Past and present UC chancellors and Cal State presidents may also be considered.
Michael Poliakoff, president of the American Council of Trustees and Alumni, said former legislators and governors should not be overlooked because educators who came up through the ranks are not always willing to shake up the status quo as needed. UC, he said, needs a leader willing to look at the system's at-times inefficient use of facilities and relatively light teaching loads.
For outside candidates, one potential sticking point could be pay. In 2018, Napolitano earned $627,000 in total compensation and White $493,000, according to a Chronicle of Higher Education database. Drake earned $1.2 million and Crow $1.1 million, two of 17 university leaders whose pay topped seven figures.
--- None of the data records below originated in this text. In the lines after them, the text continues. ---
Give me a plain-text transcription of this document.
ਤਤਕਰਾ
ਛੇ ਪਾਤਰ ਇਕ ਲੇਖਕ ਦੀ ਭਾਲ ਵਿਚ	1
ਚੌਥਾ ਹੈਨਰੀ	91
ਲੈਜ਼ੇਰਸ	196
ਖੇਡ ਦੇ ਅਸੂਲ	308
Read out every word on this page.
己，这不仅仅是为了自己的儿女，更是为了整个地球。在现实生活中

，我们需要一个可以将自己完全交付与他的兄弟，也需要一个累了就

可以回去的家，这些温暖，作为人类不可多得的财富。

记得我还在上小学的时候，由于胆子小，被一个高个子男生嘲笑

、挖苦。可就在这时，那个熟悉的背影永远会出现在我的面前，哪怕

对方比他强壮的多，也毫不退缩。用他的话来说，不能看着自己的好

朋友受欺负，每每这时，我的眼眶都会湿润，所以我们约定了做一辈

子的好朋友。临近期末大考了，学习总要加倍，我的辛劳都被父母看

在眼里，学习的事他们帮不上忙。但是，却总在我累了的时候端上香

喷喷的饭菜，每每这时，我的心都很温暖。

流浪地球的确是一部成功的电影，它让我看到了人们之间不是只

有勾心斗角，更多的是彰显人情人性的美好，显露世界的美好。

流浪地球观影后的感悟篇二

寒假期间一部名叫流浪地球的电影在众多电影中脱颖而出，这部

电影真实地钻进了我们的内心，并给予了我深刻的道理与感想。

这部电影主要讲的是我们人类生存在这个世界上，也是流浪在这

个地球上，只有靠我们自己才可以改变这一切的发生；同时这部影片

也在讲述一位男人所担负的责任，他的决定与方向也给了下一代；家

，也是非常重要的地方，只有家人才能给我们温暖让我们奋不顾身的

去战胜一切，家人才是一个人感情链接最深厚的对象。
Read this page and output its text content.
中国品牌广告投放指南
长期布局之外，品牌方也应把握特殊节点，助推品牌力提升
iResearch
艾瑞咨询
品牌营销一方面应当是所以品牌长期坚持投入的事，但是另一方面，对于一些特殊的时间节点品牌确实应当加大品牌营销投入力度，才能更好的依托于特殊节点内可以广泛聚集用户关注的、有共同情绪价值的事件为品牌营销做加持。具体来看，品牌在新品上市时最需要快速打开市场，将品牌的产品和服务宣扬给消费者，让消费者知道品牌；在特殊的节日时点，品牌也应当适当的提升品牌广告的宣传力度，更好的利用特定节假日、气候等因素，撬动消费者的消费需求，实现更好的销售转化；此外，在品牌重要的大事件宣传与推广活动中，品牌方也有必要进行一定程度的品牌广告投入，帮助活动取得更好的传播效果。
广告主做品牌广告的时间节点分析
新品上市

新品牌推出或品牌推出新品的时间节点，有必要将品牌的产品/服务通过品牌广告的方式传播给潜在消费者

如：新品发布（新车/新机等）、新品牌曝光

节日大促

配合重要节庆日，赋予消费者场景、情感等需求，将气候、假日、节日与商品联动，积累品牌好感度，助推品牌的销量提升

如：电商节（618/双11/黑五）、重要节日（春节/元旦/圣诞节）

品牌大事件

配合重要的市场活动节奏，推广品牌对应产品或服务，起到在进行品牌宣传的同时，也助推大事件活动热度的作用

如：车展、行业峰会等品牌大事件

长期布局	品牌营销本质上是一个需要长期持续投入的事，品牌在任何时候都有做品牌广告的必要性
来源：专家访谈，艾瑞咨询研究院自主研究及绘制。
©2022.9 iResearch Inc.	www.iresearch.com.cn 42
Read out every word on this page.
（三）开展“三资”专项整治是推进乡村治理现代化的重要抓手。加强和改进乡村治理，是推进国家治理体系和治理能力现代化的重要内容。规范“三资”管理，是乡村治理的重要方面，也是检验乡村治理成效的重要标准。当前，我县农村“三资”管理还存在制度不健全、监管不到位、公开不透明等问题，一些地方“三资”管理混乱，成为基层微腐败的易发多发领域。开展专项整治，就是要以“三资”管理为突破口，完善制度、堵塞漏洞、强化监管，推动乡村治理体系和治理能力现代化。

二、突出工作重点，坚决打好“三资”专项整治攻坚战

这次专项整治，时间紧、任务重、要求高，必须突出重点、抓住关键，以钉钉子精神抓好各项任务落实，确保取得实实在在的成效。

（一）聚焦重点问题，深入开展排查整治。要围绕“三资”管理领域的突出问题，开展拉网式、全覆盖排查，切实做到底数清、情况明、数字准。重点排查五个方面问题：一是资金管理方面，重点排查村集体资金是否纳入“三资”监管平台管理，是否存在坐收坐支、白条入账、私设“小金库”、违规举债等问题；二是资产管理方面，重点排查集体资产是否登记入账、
Pay at top private universities is even higher.
"The challenge for all public universities is that many, many candidates view those (top) positions as patently unattractive," said Richard Chait, a Harvard University professor emeritus of higher education. "Public university presidents are embroiled in a thicket of politics, constantly in the crosshairs, and the money is not there."
But Robert Anderson, president of the State Higher Education Executive Officers, predicted plenty of candidates will be drawn to the California opportunities in order to make a difference in such a large, diverse state and "move the needle both nationally and globally."
"I really don't believe someone will come to this job for a paycheck," said Mitchell of the American Education Council. "The right person will come to this job for a mission and a legacy."